The edition of September, 2010 contained an account of Mr Wilkins' complaint, along with an apology to him, and set out a policy for the treatment of letters to the editor which it undertook to publish on page three of future issues.
Mr Wilkins was not satisfied and complained to the Press Council.
The Council has found the treatment of Mr Wilkins' letter unfair and unreasonable. It says it is normal and natural for replies to letters, even long replies, to follow them.
While it is not unusual for magazines to print a letter in raw facsimile form for added effect, in this case the Council finds it gave readers the clear impression Mr Wilkins' letter was not considered worthy of the same editorial attention and design that Zespri's reply received.

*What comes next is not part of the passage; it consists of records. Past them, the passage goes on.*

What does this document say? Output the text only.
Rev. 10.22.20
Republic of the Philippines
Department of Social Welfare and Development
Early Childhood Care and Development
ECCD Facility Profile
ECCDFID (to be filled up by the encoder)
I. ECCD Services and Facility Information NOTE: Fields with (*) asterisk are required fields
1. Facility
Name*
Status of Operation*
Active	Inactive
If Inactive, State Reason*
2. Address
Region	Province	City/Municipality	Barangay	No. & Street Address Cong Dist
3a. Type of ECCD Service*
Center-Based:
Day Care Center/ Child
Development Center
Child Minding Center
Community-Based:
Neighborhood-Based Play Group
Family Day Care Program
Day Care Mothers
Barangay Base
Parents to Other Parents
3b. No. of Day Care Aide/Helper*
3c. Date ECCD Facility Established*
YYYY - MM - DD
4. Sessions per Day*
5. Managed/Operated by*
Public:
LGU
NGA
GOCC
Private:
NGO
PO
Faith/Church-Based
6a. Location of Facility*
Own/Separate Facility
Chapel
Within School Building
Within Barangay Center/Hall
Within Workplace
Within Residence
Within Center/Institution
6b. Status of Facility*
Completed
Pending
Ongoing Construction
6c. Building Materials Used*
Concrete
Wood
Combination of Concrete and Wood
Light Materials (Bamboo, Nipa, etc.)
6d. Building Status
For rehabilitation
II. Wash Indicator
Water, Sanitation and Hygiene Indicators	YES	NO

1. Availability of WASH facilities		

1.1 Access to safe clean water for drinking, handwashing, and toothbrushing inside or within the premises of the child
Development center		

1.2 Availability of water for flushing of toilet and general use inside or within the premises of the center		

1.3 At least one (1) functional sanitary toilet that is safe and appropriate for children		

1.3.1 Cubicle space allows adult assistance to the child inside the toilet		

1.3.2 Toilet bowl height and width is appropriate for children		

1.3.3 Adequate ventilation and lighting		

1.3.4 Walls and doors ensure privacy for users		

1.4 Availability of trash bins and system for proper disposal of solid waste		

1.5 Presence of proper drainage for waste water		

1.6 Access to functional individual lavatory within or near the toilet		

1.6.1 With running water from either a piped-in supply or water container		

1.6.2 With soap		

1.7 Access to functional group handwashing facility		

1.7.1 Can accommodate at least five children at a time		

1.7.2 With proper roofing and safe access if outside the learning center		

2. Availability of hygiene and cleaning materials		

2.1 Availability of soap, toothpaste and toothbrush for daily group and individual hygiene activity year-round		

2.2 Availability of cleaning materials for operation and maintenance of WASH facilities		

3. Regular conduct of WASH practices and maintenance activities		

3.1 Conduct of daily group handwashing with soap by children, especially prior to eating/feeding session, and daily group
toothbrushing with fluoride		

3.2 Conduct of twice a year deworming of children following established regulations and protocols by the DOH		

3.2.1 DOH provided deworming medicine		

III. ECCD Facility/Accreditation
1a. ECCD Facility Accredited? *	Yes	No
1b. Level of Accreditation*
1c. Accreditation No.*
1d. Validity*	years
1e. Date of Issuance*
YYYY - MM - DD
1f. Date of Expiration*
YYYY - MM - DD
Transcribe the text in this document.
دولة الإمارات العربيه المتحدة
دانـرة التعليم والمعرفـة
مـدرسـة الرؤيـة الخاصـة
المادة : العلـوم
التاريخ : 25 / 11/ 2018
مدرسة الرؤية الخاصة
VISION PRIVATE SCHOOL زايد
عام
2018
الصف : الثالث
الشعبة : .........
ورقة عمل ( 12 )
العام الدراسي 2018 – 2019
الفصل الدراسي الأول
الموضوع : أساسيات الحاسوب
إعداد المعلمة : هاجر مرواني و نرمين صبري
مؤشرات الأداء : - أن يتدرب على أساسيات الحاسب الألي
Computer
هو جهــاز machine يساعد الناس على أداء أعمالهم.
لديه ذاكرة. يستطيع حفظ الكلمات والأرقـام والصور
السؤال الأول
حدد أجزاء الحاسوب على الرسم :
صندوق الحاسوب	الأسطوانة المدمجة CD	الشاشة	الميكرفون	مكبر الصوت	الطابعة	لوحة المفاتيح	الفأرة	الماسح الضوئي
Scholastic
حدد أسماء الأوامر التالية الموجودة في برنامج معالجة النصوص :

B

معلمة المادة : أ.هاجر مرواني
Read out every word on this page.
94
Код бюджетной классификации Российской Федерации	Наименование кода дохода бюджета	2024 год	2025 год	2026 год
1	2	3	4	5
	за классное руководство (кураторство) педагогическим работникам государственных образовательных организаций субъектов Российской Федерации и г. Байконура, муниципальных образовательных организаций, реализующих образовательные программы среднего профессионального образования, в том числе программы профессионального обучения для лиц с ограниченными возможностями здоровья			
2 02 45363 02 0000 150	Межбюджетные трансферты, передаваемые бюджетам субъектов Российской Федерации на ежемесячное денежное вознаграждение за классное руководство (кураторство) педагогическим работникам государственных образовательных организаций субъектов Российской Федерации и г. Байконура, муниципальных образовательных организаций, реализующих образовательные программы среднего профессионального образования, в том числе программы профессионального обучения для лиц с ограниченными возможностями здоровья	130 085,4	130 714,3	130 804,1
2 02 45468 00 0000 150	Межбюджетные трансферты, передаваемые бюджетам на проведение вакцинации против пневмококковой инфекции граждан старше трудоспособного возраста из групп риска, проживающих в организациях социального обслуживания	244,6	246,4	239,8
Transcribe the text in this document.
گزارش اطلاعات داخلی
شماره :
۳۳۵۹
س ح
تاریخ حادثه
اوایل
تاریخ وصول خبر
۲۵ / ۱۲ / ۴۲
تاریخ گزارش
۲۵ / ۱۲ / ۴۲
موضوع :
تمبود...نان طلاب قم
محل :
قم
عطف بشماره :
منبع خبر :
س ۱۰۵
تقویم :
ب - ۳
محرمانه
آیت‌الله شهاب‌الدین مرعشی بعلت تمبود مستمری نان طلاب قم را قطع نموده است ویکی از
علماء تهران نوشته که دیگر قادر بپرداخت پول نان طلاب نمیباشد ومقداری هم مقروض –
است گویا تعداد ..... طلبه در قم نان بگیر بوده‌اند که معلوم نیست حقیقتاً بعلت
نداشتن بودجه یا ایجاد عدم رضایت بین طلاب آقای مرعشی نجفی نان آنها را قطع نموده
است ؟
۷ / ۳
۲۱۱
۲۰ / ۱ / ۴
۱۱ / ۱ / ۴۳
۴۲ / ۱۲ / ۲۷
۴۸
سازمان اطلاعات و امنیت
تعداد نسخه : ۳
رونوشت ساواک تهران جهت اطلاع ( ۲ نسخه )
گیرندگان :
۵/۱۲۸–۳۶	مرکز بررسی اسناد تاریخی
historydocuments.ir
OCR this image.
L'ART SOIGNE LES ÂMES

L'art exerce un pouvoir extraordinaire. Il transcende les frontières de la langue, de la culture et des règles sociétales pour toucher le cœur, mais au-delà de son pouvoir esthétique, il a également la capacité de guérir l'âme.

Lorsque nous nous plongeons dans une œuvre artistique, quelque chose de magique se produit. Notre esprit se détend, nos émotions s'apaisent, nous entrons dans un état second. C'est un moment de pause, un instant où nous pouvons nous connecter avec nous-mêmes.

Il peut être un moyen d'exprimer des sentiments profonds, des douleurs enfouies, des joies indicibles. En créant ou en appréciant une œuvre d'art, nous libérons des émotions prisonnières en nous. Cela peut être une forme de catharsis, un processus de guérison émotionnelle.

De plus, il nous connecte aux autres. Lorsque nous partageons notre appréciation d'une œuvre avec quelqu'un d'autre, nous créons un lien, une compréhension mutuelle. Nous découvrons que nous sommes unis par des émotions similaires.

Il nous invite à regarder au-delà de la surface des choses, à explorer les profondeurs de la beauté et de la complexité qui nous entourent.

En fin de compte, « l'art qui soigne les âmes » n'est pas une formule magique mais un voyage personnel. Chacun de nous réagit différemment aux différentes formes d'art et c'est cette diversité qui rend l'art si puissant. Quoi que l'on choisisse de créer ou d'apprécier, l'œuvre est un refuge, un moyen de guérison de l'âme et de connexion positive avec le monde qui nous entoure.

The facsimile presentation also had the unfortunate, and no doubt unintended, consequence of publishing the complainant's full address and signature.
Though the Kiwifruit Journal apologised to Mr Wilkins for publishing his address and for the treatment of his letter, the Press Council has upheld his complaint, finding it grossly unfair to publish a well-laid-out response which covered far more ground than Mr Wilkins' letter had warranted, and publish it ahead of Mr Wilkins’ letter.
In the view of the majority of the Council an apology was the least that could be expected but its lack of heading and placement well back in the Journal was not sufficient.
The view of the minority was that the apology was adequate to remedy the deficiencies in the manner of publication of the letter and response.
Those members upholding the complaint were Clive Lind, Stephen Stewart, Sandy Gill, Kate Coughlan and Pip Bruce Ferguson
Those members not upholding the complaint were Barry Paterson, John Roughan, Keith Lees and Chris Darlow.